LIZ TRUSS’S extraordinary statement that austerity hasn’t affected the most vulnerable women in society shows just how out of touch the modern Tory Party has become.

If it were just Truss, she could maybe be dismissed as one heartless individual with no connection to the rest of society. But it’s not.

They’re all at it. As Jeremy Corbyn stated in one of his first PMQs as Labour leader, the Tories are nothing less than poverty-deniers.

We have Theresa May declaring (not for the first time) that austerity is over, while other members of her party are still arguing that it’s good for us.

For example, Norwich North MP Chloe Smith, with a majority of less than 600, telling a classroom full of children on a recent visit to a secondary school in her constituency that austerity had been good for everyone and that there had been no cuts to education funding.

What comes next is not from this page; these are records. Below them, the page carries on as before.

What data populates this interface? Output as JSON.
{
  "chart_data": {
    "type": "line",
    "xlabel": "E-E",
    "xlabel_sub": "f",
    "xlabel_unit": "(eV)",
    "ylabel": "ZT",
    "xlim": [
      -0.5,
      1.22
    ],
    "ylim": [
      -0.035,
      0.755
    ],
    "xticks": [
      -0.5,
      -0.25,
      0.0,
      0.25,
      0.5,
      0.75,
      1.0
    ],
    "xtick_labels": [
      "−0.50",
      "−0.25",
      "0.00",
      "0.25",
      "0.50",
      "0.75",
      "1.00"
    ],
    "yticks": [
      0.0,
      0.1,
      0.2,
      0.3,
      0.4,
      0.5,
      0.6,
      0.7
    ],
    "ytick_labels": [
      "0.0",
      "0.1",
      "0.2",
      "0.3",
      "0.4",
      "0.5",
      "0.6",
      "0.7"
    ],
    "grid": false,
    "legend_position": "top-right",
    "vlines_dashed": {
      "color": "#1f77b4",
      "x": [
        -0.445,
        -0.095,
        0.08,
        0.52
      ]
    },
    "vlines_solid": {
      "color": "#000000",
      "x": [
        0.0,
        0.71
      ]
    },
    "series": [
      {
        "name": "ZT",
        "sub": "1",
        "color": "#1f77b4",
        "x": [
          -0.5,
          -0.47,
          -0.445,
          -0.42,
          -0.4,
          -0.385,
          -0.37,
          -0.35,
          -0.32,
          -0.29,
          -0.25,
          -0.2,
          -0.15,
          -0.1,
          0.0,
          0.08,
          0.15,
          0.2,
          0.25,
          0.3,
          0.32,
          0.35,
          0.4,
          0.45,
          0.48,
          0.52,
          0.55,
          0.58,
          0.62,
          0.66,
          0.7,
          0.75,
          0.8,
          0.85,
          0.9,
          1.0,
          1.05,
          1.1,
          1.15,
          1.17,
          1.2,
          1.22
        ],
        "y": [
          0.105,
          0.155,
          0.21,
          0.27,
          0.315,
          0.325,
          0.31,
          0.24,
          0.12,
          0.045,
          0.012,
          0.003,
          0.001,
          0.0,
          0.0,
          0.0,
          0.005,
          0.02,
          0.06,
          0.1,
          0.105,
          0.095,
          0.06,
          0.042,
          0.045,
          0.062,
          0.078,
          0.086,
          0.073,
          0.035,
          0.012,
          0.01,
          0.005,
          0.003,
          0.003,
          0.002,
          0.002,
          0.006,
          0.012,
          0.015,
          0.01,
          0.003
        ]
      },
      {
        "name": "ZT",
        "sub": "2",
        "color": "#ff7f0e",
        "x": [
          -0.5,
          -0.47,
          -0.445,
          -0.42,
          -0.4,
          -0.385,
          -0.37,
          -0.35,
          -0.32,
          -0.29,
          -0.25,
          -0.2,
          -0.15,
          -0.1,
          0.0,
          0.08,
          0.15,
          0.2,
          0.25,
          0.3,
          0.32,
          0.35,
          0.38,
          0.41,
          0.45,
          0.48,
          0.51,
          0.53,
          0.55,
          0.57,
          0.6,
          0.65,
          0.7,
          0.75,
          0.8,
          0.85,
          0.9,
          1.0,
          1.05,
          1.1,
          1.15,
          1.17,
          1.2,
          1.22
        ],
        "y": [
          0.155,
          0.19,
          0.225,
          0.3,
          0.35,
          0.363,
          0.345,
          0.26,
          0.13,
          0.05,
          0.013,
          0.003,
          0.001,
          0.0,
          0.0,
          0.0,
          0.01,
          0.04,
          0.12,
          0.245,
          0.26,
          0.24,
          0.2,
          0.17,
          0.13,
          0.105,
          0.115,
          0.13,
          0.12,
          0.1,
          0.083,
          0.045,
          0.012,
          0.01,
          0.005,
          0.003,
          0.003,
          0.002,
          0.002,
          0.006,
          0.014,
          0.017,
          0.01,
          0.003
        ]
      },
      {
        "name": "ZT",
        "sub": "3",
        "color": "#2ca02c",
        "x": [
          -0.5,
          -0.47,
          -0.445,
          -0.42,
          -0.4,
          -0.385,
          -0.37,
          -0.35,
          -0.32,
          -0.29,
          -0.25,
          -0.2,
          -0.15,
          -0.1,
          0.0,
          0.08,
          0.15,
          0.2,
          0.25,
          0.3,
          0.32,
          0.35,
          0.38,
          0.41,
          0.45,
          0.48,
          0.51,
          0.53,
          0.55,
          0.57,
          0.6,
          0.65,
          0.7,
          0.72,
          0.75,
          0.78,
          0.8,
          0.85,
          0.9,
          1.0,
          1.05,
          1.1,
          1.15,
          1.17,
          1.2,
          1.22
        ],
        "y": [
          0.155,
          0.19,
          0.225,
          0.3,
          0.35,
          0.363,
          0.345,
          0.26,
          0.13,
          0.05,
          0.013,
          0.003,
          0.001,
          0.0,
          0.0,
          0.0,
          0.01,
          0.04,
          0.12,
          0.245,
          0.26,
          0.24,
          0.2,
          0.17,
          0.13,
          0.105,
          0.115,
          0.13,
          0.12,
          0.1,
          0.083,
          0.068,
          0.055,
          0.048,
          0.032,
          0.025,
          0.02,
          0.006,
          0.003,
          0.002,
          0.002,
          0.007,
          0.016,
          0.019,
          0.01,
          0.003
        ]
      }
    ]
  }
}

This, like so many other Tory lies, bears no relationship to the reality. While spending may have gone up in cash terms, it has not kept pace with inflation nor the significant rise in pupil numbers, leading to a massive real-terms cut.

And if the Tories don’t believe us, they should ask the 2,000 head teachers who took part in an unprecedented march to demand the funds to keep their schools going, or the children who are missing out on a fifth of their education because their schools have had to move to a four-day week to balance the books.

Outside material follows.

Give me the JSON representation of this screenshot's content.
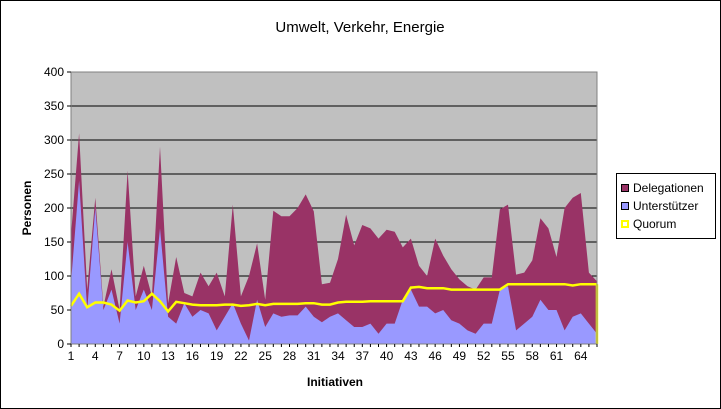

This, like the huge rise in child poverty, should be a national scandal. The number of children living in poverty has risen for the third year in a row, now standing at almost a third of all children.

But in Tory Britain, this is regarded as a success — balancing the books on the backs of the poor. And May tells us austerity is over.

So the question we want to ask is what is the Tories’ problem with reality? Why do they refuse to recognise the facts of the world around them? Why do they refuse to acknowledge the crisis they have created? It is almost as if they live in a different world from the rest of us.

Which of course they do. While the people of this country have suffered the effects of the austerity they have forced upon us, the richest 1 per cent globally, in whose interests the Tories operate, are on track to own two-thirds of all wealth by 2030. It’s no wonder they think austerity is over. They’re laughing all the way to the bank.

But they won’t be able to sell the lie to the rest of us any longer. With a real challenge to the neoliberal politics of austerity from Corbyn’s government-in-waiting, the people of this country are starting to ask questions.

If austerity is over, when will Damian Hinds be announcing that proposed cuts to school budgets have been shelved and the funding lost over the past eight years will be restored?

When will they be announcing the long-awaited and much-needed sustainable funding plans for our NHS? And when will workers across our economy be receiving a real pay rise?

Until then, people will see Tory lies for what what they are — Tory lies. And we will continue to fight for a government that meets the aspirations of the many, not the few.